Given the weight and importance of the modern world as we inherit it—part locus of value, part scene of injustice, and everywhere contested—and given the varieties of experience and thinking that arise out of and reflect on its attainments and failures, should we accept the claim that only a god can save us? Perhaps one should be shy about accepting that, even if one wishes for and pursues more demanding paths of meaning than are to found in sheer consumerist and subjective egoist life. In a famous article “Truth, Invention, and the Meaning of Life,” the English philosopher David Wiggins wrote that we do not need approval and meaning given to us from without. Instead “we need to be able think in both directions, down from point to the human activities which answer to it, and up from activities . . . to forms of life in which [persons] by their nature can find point.”9 Theistic thought, in relation to an evolving social world, will here have its place, but only alongside other forms of demanding practical thought.


Notes

1. Taylor, Varieties of Religion Today, 6; citing James, The Varieties of Religious Experience (Penguin, 1982), 337.

2. William K. Clifford, “The Ethics of Belief,” (1877), cited in James, The Will to Believe, and Other Essays in Popular Philosophy (Harvard University Press, 1979), 18; cited in Taylor, Varieties, 45.

3. Sir George Trevelyan, in a lecture at the Festival for Mind, Body, and Spirit, quoted in Paul Heelas, The New Age Movement (Basil Blackwell, 1996), 16; cited in Taylor, Varieties, 101.

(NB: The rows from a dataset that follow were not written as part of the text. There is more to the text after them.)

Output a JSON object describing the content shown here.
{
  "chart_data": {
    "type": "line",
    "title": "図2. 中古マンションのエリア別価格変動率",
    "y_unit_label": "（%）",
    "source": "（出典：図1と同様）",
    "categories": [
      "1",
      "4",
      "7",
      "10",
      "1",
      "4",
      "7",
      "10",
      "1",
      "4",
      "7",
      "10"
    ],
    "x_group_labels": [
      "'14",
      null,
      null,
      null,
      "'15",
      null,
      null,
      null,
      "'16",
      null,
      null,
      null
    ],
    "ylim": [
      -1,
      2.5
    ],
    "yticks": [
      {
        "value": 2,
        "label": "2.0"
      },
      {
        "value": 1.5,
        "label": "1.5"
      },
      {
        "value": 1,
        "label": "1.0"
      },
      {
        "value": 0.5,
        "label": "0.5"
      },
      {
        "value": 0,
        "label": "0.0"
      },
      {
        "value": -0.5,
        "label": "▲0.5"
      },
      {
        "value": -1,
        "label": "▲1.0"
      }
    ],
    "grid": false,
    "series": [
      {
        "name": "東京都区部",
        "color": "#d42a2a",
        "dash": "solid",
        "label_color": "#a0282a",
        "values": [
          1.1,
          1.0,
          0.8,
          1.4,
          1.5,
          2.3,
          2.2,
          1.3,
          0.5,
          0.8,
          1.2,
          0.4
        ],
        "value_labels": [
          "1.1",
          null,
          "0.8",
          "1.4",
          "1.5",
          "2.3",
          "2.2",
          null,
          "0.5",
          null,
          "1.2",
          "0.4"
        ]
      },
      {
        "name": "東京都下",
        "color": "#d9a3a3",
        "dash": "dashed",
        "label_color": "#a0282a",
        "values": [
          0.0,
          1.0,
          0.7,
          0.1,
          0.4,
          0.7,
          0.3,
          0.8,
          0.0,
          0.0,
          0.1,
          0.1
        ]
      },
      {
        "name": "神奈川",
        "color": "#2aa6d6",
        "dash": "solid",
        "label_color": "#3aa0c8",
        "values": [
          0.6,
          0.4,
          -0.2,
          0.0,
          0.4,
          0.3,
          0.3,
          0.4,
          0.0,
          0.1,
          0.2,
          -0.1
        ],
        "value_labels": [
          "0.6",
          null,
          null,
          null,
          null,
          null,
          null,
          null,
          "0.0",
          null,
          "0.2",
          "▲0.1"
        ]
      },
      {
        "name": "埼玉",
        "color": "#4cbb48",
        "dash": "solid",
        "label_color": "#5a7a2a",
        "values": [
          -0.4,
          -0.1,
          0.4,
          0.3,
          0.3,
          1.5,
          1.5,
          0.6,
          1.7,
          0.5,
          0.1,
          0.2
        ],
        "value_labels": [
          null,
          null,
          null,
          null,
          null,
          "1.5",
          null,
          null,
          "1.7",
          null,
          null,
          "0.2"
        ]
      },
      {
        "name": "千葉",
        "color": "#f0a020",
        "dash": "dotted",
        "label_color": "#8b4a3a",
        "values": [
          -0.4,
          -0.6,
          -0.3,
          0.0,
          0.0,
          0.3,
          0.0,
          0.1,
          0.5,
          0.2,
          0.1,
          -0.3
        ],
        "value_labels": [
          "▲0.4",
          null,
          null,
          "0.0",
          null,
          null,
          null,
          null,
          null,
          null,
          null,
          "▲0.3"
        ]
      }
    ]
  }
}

4. For an interesting defense of this neo-Humean view and of the modern way of life of “North Atlantic” peoples, following Rorty and arguing against Taylor, see Gary Gutting, Pragmatic Liberalism and the Critique of Modernity (Cambridge University Press, 1999).

5. Here Taylor cites James, Varieties, 204.

6. Taylor, Sources of the Self: The Making of the Modern Identity(Harvard University Press, 1992), 520–1.

7. G. W. F. Hegel, Elements of the Philosophy of Right, ed. Allen W. Wood, trans. H. B. Nisbet (Cambridge University Press, 1991), 22.

8. William Wordsworth, The Prelude (1805), in Wordsworth, Selected Poems and Prefaces, ed. Jack Stillinger (Houghton Mifflin, 1965), Book XIV, line 135.

9. David Wiggins, “Truth, Invention, and the Meaning of Life,”Proceedings of the British Academy 62 (1976), 374–5.